Tomatoes have been domesticated by native American cultures thousands of years ago. However, since very few tomato archaeological remains have been found, the precise history of this plant’s domestication remains a mystery. While some scientists claim that the domestication occurred in Mesoamerica, the region comprising Mexico and Central America, others argue that this process happened in Peru and Ecuador.
By analyzing the whole genome of 628 wild and cultivated tomato plants, a team of scientists led by the Polytechnic University of Valencia in Spain has discovered that the history of the American tomato is more complex than initially thought.
The genomic analyses revealed that, while most of the contemporary cultivated tomato is very similar to the wild Mesoamerican plants (Solanum lycopersicum var. cerasiforme), wild Ecuadorian and Peruvian species (S. pimpinellifolium) have also been involved in its domestication.

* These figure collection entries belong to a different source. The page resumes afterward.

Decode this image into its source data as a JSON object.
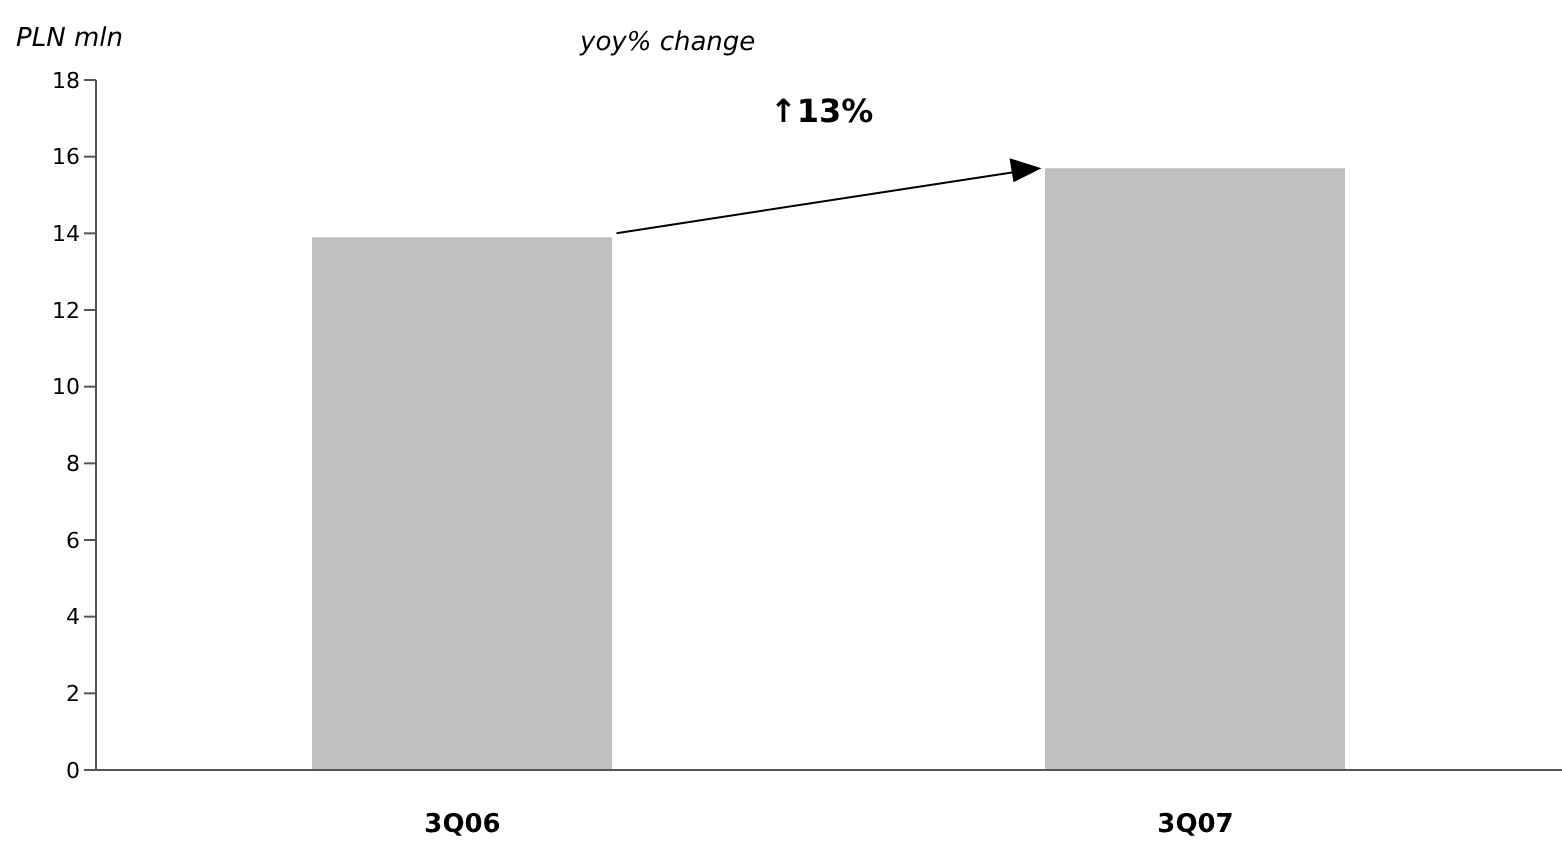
{
  "chart_data": {
    "type": "bar",
    "ylabel": "PLN mln",
    "categories": [
      "3Q06",
      "3Q07"
    ],
    "values": [
      13.9,
      15.7
    ],
    "color": "#c0c0c0",
    "ylim": [
      0,
      18
    ],
    "yticks": [
      0,
      2,
      4,
      6,
      8,
      10,
      12,
      14,
      16,
      18
    ],
    "annotations": [
      "yoy% change",
      "↑13%"
    ]
  }
}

According to the scientists, the domestication process started with the Mesoamerican materials, which migrated southward to a region located between the foot of the Andes and the Amazonian rainforest in Peru and Ecuador called Ceja de Montaña. This initial migration was probably fast and most likely due to the emergence of commercial relationships between different Mesoamerican and Ecuadorian and Peruvian cultures.
More recently though, some of these plants, very similar to the ones still grown in Northern Peru and Southern Ecuador, migrated back to Mexico. Surprisingly, the vintage Yucatan tomatoes are more similar to the ones found in Ceja de Montaña than to their wild counterparts found in Mexico, suggesting that some wild tomatoes migrated southward and, then, went back as cultivated.
These voyages would change the tomato forever. Growers from Ceja de Montaña did not use pure Mesoamerican plants, but rather admixtures created by crossing the newly arrived plants with wild varieties from coastal Peru and Ecuador. This hybridization between Mesoamerican and Ecuatorial plants was necessary for the adaptation of northern tomatoes to the climate and latitude of Ecuador.
These complex movements between Mesoamerican and Ecuatorial territories were only the beginning of the tomato’s trip around the world. After being introduced in Europe in the 16th century by the Spanish conquistadores, many more different genetic varieties were and continue to be created according to various people’s needs, uses, and tastes. From a secondary crop used mainly to prepare sauces by some Mesoamerican populations, the tomato spread around the world and became one of the most famous and widely consumed vegetable.